On the one hand, top Ukrainian officials are pursuing an approach
similar to Putin’s in establishing a "correct" version of history. On
the other hand, the poor quality of Ukrainian textbooks is to blame.

Kasianov said the major problem with Ukraine’s textbooks is
institutional.

"The system for evaluating textbooks in Ukraine is non-transparent,
muddled by conflicts of interest and ineffective. The main problem is
that the primary consumers – parents, teachers and students – have no
influence on quality and are forced to use what the state imposes upon
them. It’s not an issue of influencing the contents of textbooks. It’s
a question of the right to choose among several textbooks on a given
subject that are different in terms of quality," Kasianov said.

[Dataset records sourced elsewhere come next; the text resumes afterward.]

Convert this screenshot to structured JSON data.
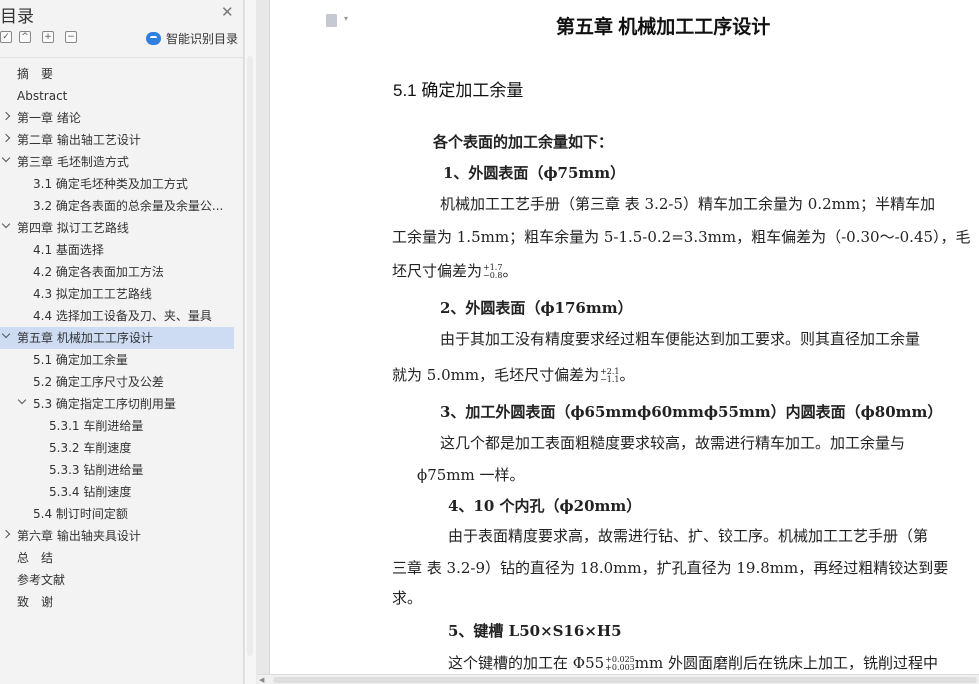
{
  "sidebar": {
    "title": "目录",
    "smart_label": "智能识别目录",
    "tools": [
      "✓",
      "^",
      "+",
      "−"
    ],
    "toc": [
      {
        "label": "摘　要",
        "level": 0,
        "expander": "none",
        "active": false
      },
      {
        "label": "Abstract",
        "level": 0,
        "expander": "none",
        "active": false
      },
      {
        "label": "第一章  绪论",
        "level": 0,
        "expander": "right",
        "active": false
      },
      {
        "label": "第二章  输出轴工艺设计",
        "level": 0,
        "expander": "right",
        "active": false
      },
      {
        "label": "第三章  毛坯制造方式",
        "level": 0,
        "expander": "down",
        "active": false
      },
      {
        "label": "3.1 确定毛坯种类及加工方式",
        "level": 1,
        "expander": "none",
        "active": false
      },
      {
        "label": "3.2 确定各表面的总余量及余量公...",
        "level": 1,
        "expander": "none",
        "active": false
      },
      {
        "label": "第四章  拟订工艺路线",
        "level": 0,
        "expander": "down",
        "active": false
      },
      {
        "label": "4.1 基面选择",
        "level": 1,
        "expander": "none",
        "active": false
      },
      {
        "label": "4.2 确定各表面加工方法",
        "level": 1,
        "expander": "none",
        "active": false
      },
      {
        "label": "4.3 拟定加工工艺路线",
        "level": 1,
        "expander": "none",
        "active": false
      },
      {
        "label": "4.4 选择加工设备及刀、夹、量具",
        "level": 1,
        "expander": "none",
        "active": false
      },
      {
        "label": "第五章  机械加工工序设计",
        "level": 0,
        "expander": "down",
        "active": true
      },
      {
        "label": "5.1 确定加工余量",
        "level": 1,
        "expander": "none",
        "active": false
      },
      {
        "label": "5.2 确定工序尺寸及公差",
        "level": 1,
        "expander": "none",
        "active": false
      },
      {
        "label": "5.3 确定指定工序切削用量",
        "level": 1,
        "expander": "down",
        "active": false
      },
      {
        "label": "5.3.1 车削进给量",
        "level": 2,
        "expander": "none",
        "active": false
      },
      {
        "label": "5.3.2 车削速度",
        "level": 2,
        "expander": "none",
        "active": false
      },
      {
        "label": "5.3.3 钻削进给量",
        "level": 2,
        "expander": "none",
        "active": false
      },
      {
        "label": "5.3.4 钻削速度",
        "level": 2,
        "expander": "none",
        "active": false
      },
      {
        "label": "5.4 制订时间定额",
        "level": 1,
        "expander": "none",
        "active": false
      },
      {
        "label": "第六章  输出轴夹具设计",
        "level": 0,
        "expander": "right",
        "active": false
      },
      {
        "label": "总　结",
        "level": 0,
        "expander": "none",
        "active": false
      },
      {
        "label": "参考文献",
        "level": 0,
        "expander": "none",
        "active": false
      },
      {
        "label": "致　谢",
        "level": 0,
        "expander": "none",
        "active": false
      }
    ]
  },
  "doc": {
    "chapter": "第五章  机械加工工序设计",
    "section": "5.1 确定加工余量",
    "intro": "各个表面的加工余量如下：",
    "h1": "1、外圆表面（ϕ75mm）",
    "p1a": "机械加工工艺手册（第三章 表 3.2-5）精车加工余量为 0.2mm；半精车加",
    "p1b": "工余量为 1.5mm；粗车余量为 5-1.5-0.2=3.3mm，粗车偏差为（-0.30～-0.45），毛",
    "p1c": "坯尺寸偏差为",
    "p1c_sup": "+1.7",
    "p1c_sub": "−0.8",
    "p1c_end": "。",
    "h2": "2、外圆表面（ϕ176mm）",
    "p2a": "由于其加工没有精度要求经过粗车便能达到加工要求。则其直径加工余量",
    "p2b": "就为 5.0mm，毛坯尺寸偏差为",
    "p2b_sup": "+2.1",
    "p2b_sub": "−1.1",
    "p2b_end": "。",
    "h3": "3、加工外圆表面（ϕ65mmϕ60mmϕ55mm）内圆表面（ϕ80mm）",
    "p3a": "这几个都是加工表面粗糙度要求较高，故需进行精车加工。加工余量与",
    "p3b": "ϕ75mm 一样。",
    "h4": "4、10 个内孔（ϕ20mm）",
    "p4a": "由于表面精度要求高，故需进行钻、扩、铰工序。机械加工工艺手册（第",
    "p4b": "三章 表 3.2-9）钻的直径为 18.0mm，扩孔直径为 19.8mm，再经过粗精铰达到要",
    "p4c": "求。",
    "h5": "5、键槽 L50×S16×H5",
    "p5a_pre": "这个键槽的加工在 Φ55",
    "p5a_sup": "+0.025",
    "p5a_sub": "+0.003",
    "p5a_post": "mm 外圆面磨削后在铣床上加工，铣削过程中"
  }
}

"In contrast to Russia, these issues are actively discussed by
professional historians and the public in Ukraine, but so far with
little results."

Officials have become more involved in humanitarian disciplines,
Kasianov said, citing Yushchenko’s campaign to have Holodomor
recognized as genocide against the Ukrainian people. The president’s
administration has also signalled to the Institute of National Memory
that it should prepare a "correct" textbook on Ukraine’s history.

"But the permanent political mess is drawing Ukrainian officials’
attention away from more active interference," Kasianov said.